In one of the first environmental impact studies ever, the Smithsonian Institution’s 1910 Panama Biological Survey provided baseline data for Panama Canal construction, a project creating the largest man-made lake in existence at the time. The Canal, completed in 1914, rerouted the Chagres River on Panama’s Atlantic slope into the Pacific Ocean--connecting watersheds across the continental divide. Since then, fish from the Atlantic and Pacific sides of Panama have intermingled, but the mix has not resulted in extinction of fish in tributaries on either slope according to new research published in the Proceedings of the Royal Society of London (online) by Scott Smith and Graham Bell of Canada’s McGill University and Eldredge Bermingham, Staff Scientist at the Smithsonian Tropical Research Institute in Panama.

At the beginning of the 20th Century, concern about human-induced environmental change was already on the agenda. Faced with the immanent flooding of 500 square kilometers of lowland tropical forest in Panama, the Panamanian government authorized the Smithsonian Institution to conduct the Panama Biological Survey (1910-1912), an extensive biological census of the region to be covered by Lake Gatun, the Panama Canal waterway.

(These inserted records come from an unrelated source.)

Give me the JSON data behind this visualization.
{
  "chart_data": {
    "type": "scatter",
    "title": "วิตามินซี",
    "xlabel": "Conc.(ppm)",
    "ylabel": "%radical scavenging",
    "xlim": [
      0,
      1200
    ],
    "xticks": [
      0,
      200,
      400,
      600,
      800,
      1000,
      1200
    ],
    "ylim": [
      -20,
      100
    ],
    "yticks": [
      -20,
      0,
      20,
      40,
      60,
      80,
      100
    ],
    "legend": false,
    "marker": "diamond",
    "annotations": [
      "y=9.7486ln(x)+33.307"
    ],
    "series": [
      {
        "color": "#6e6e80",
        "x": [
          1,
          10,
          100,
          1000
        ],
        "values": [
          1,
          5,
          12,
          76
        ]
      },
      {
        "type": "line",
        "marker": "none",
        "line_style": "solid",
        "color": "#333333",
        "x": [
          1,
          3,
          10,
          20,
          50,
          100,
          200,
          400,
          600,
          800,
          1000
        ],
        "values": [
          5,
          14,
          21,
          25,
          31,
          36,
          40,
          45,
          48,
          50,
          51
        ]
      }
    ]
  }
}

The U.S. Bureau of Fisheries assigned Seth E. Meek from the Chicago Field Museum of Natural History and Samuel F. Hildebrand, his assistant, to census the fish fauna of the Canal area. They made lists of fish in the Chagres River on the Atlantic slope and in the Rio Grande, on the Pacific slope, rivers that would become part of the Canal waterway, a new freshwater corridor between two oceans.

It did not take long for fish to move from Atlantic to Pacific slopes and vice versa. When Hildebrand returned to Panama in the 1930’s many species had already moved into streams on the opposite slope.

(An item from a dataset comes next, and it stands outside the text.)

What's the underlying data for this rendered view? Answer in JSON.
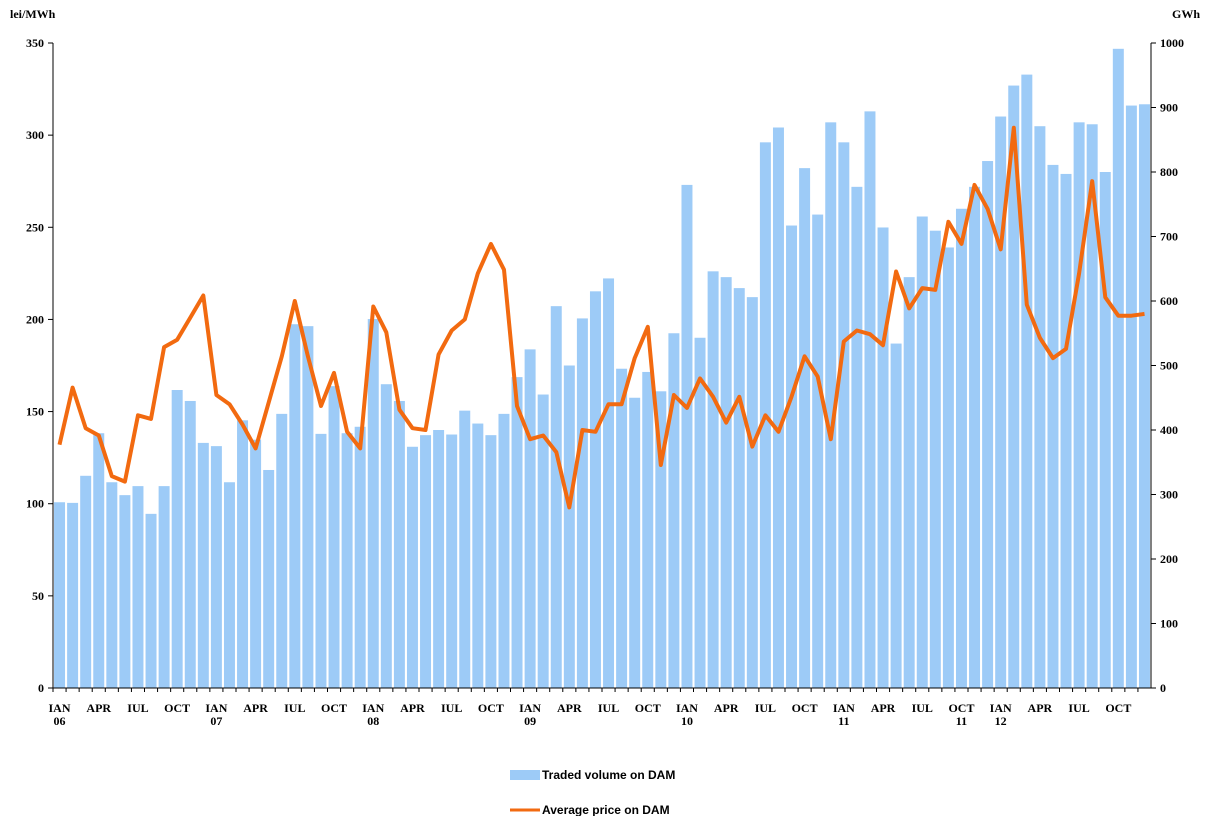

In 2002, the authors of the new report returned to the Chagres and the Rio Grande to collect fish. In total, they found that three fish species had colonized the Chagres River and five had colonized the Rio Grande. Both sides of the Isthmus became more species rich as a result of the Canal connection. All of the original species found in each stream in Meek and Hildebrand’s initial, 1916 survey, are still there.

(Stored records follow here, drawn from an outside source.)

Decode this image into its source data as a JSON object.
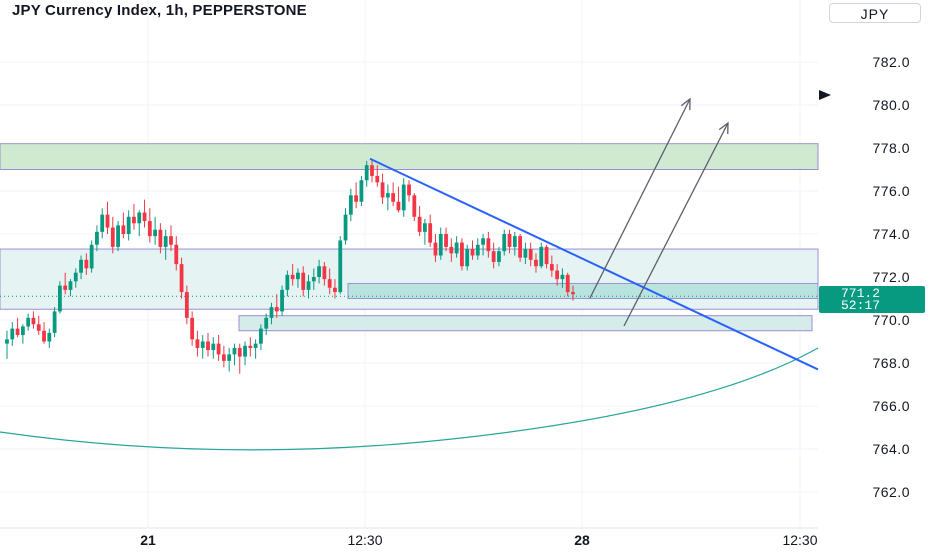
{
  "header": {
    "title": "JPY Currency Index, 1h, PEPPERSTONE",
    "currency": "JPY"
  },
  "chart_data": {
    "type": "candlestick",
    "title": "JPY Currency Index, 1h, PEPPERSTONE",
    "ylim": [
      761.3,
      785.0
    ],
    "y_ticks": [
      "782.0",
      "780.0",
      "778.0",
      "776.0",
      "774.0",
      "772.0",
      "770.0",
      "768.0",
      "766.0",
      "764.0",
      "762.0"
    ],
    "x_ticks": [
      "21",
      "12:30",
      "28",
      "12:30"
    ],
    "grid": true,
    "current_price": {
      "price": "771.2",
      "countdown": "52:17"
    },
    "zones": [
      {
        "name": "supply-zone",
        "ymin": 777.0,
        "ymax": 778.2,
        "color": "#c8e6c9"
      },
      {
        "name": "consolidation-zone",
        "ymin": 770.5,
        "ymax": 773.3,
        "color": "#e0f2f1"
      },
      {
        "name": "support-zone-upper",
        "ymin": 771.0,
        "ymax": 771.7,
        "color": "#b2dfdb"
      },
      {
        "name": "support-zone-lower",
        "ymin": 769.5,
        "ymax": 770.2,
        "color": "#cfe9e7"
      }
    ],
    "candles": [
      [
        768.9,
        769.5,
        768.2,
        769.1
      ],
      [
        769.1,
        769.9,
        768.8,
        769.6
      ],
      [
        769.6,
        770.1,
        769.2,
        769.3
      ],
      [
        769.3,
        769.8,
        768.9,
        769.7
      ],
      [
        769.7,
        770.3,
        769.5,
        770.1
      ],
      [
        770.1,
        770.4,
        769.6,
        769.8
      ],
      [
        769.8,
        770.2,
        769.3,
        769.5
      ],
      [
        769.5,
        769.9,
        768.9,
        769.0
      ],
      [
        769.0,
        769.6,
        768.7,
        769.4
      ],
      [
        769.4,
        770.6,
        769.2,
        770.4
      ],
      [
        770.4,
        771.8,
        770.3,
        771.6
      ],
      [
        771.6,
        772.2,
        771.2,
        771.4
      ],
      [
        771.4,
        771.9,
        771.1,
        771.8
      ],
      [
        771.8,
        772.4,
        771.5,
        772.2
      ],
      [
        772.2,
        773.0,
        771.9,
        772.8
      ],
      [
        772.8,
        773.1,
        772.1,
        772.4
      ],
      [
        772.4,
        773.7,
        772.2,
        773.5
      ],
      [
        773.5,
        774.4,
        773.2,
        774.1
      ],
      [
        774.1,
        775.2,
        773.8,
        774.9
      ],
      [
        774.9,
        775.5,
        774.0,
        774.3
      ],
      [
        774.3,
        774.8,
        773.1,
        773.4
      ],
      [
        773.4,
        774.6,
        773.2,
        774.4
      ],
      [
        774.4,
        775.0,
        773.8,
        774.0
      ],
      [
        774.0,
        775.1,
        773.7,
        774.8
      ],
      [
        774.8,
        775.4,
        774.2,
        774.5
      ],
      [
        774.5,
        775.1,
        773.9,
        775.0
      ],
      [
        775.0,
        775.6,
        774.3,
        774.6
      ],
      [
        774.6,
        775.2,
        773.6,
        773.9
      ],
      [
        773.9,
        774.8,
        773.5,
        774.2
      ],
      [
        774.2,
        774.5,
        773.1,
        773.4
      ],
      [
        773.4,
        774.2,
        772.8,
        773.9
      ],
      [
        773.9,
        774.4,
        773.2,
        773.5
      ],
      [
        773.5,
        773.9,
        772.3,
        772.6
      ],
      [
        772.6,
        772.9,
        771.0,
        771.3
      ],
      [
        771.3,
        771.6,
        769.8,
        770.1
      ],
      [
        770.1,
        770.4,
        768.8,
        769.1
      ],
      [
        769.1,
        769.5,
        768.3,
        768.7
      ],
      [
        768.7,
        769.3,
        768.2,
        769.0
      ],
      [
        769.0,
        769.4,
        768.3,
        768.6
      ],
      [
        768.6,
        769.2,
        768.2,
        768.9
      ],
      [
        768.9,
        769.3,
        768.1,
        768.4
      ],
      [
        768.4,
        768.8,
        767.8,
        768.1
      ],
      [
        768.1,
        768.7,
        767.6,
        768.4
      ],
      [
        768.4,
        768.9,
        767.9,
        768.7
      ],
      [
        768.7,
        768.9,
        767.5,
        768.3
      ],
      [
        768.3,
        769.0,
        767.9,
        768.8
      ],
      [
        768.8,
        769.2,
        768.3,
        768.7
      ],
      [
        768.7,
        769.1,
        768.2,
        768.9
      ],
      [
        768.9,
        769.8,
        768.6,
        769.6
      ],
      [
        769.6,
        770.3,
        769.3,
        770.1
      ],
      [
        770.1,
        770.8,
        769.8,
        770.6
      ],
      [
        770.6,
        771.2,
        770.1,
        770.4
      ],
      [
        770.4,
        771.6,
        770.2,
        771.4
      ],
      [
        771.4,
        772.3,
        771.1,
        772.1
      ],
      [
        772.1,
        772.6,
        771.6,
        771.9
      ],
      [
        771.9,
        772.4,
        771.5,
        772.2
      ],
      [
        772.2,
        772.5,
        771.1,
        771.4
      ],
      [
        771.4,
        772.1,
        771.0,
        771.8
      ],
      [
        771.8,
        772.4,
        771.4,
        772.0
      ],
      [
        772.0,
        772.8,
        771.7,
        772.5
      ],
      [
        772.5,
        772.7,
        771.6,
        771.9
      ],
      [
        771.9,
        772.4,
        771.2,
        771.5
      ],
      [
        771.5,
        771.9,
        771.0,
        771.3
      ],
      [
        771.3,
        773.9,
        771.2,
        773.7
      ],
      [
        773.7,
        775.2,
        773.5,
        774.9
      ],
      [
        774.9,
        776.1,
        774.6,
        775.8
      ],
      [
        775.8,
        776.4,
        775.2,
        775.5
      ],
      [
        775.5,
        776.7,
        775.3,
        776.5
      ],
      [
        776.5,
        777.4,
        776.2,
        777.2
      ],
      [
        777.2,
        777.5,
        776.4,
        776.7
      ],
      [
        776.7,
        777.2,
        776.2,
        776.4
      ],
      [
        776.4,
        776.8,
        775.4,
        775.7
      ],
      [
        775.7,
        776.3,
        775.1,
        775.9
      ],
      [
        775.9,
        776.4,
        775.3,
        775.5
      ],
      [
        775.5,
        776.2,
        775.0,
        775.1
      ],
      [
        775.1,
        776.6,
        774.8,
        776.3
      ],
      [
        776.3,
        776.5,
        775.5,
        775.8
      ],
      [
        775.8,
        775.9,
        774.6,
        774.8
      ],
      [
        774.8,
        775.3,
        773.9,
        774.1
      ],
      [
        774.1,
        774.7,
        773.5,
        774.5
      ],
      [
        774.5,
        774.9,
        773.4,
        773.6
      ],
      [
        773.6,
        774.0,
        772.7,
        773.0
      ],
      [
        773.0,
        774.3,
        772.8,
        774.0
      ],
      [
        774.0,
        774.3,
        773.2,
        773.4
      ],
      [
        773.4,
        773.8,
        772.7,
        773.1
      ],
      [
        773.1,
        773.9,
        772.9,
        773.6
      ],
      [
        773.6,
        773.8,
        772.3,
        772.5
      ],
      [
        772.5,
        773.5,
        772.3,
        773.3
      ],
      [
        773.3,
        773.7,
        772.8,
        773.0
      ],
      [
        773.0,
        773.8,
        772.8,
        773.5
      ],
      [
        773.5,
        774.0,
        773.0,
        773.8
      ],
      [
        773.8,
        774.1,
        772.9,
        773.2
      ],
      [
        773.2,
        773.6,
        772.4,
        772.7
      ],
      [
        772.7,
        773.4,
        772.5,
        773.2
      ],
      [
        773.2,
        774.2,
        773.0,
        774.0
      ],
      [
        774.0,
        774.2,
        773.1,
        773.4
      ],
      [
        773.4,
        774.1,
        773.0,
        773.9
      ],
      [
        773.9,
        774.0,
        772.7,
        772.9
      ],
      [
        772.9,
        773.6,
        772.6,
        773.3
      ],
      [
        773.3,
        773.6,
        772.5,
        772.8
      ],
      [
        772.8,
        773.1,
        772.2,
        772.5
      ],
      [
        772.5,
        773.6,
        772.4,
        773.4
      ],
      [
        773.4,
        773.5,
        772.4,
        772.6
      ],
      [
        772.6,
        773.0,
        772.0,
        772.3
      ],
      [
        772.3,
        772.6,
        771.6,
        771.9
      ],
      [
        771.9,
        772.4,
        771.5,
        772.1
      ],
      [
        772.1,
        772.2,
        771.1,
        771.3
      ],
      [
        771.3,
        771.6,
        770.9,
        771.2
      ]
    ]
  }
}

This is a significant contribution to our understanding of biological invasion because it shows that dispersal played a more significant role than local ecological interactions in the structure of the fish communities in these two rivers, even after many generations in this great natural experiment.

If at first you don't succeed - give up.

Think tank Policy Exchange has stirred up a hornet's nest with the suggestion that people in poorer Northern areas should quit backing a loser and head for the South-East, or the Golden Triangle.

Or the Golden Circle:


Isn't this the rational, liberal-economic thing to do? Or is mankind something more than a calculation in money terms? Is there any one measure for Man?

Are liberal economists rational? Do they describe the world as it is, or as they think it should be? Would it be dangerous for us to follow their prescriptions, if others elsewhere took a different view?

An after-thought: would it not be more rational to head for Scotland? Free tertiary education, more money spent on care for the elderly, etc?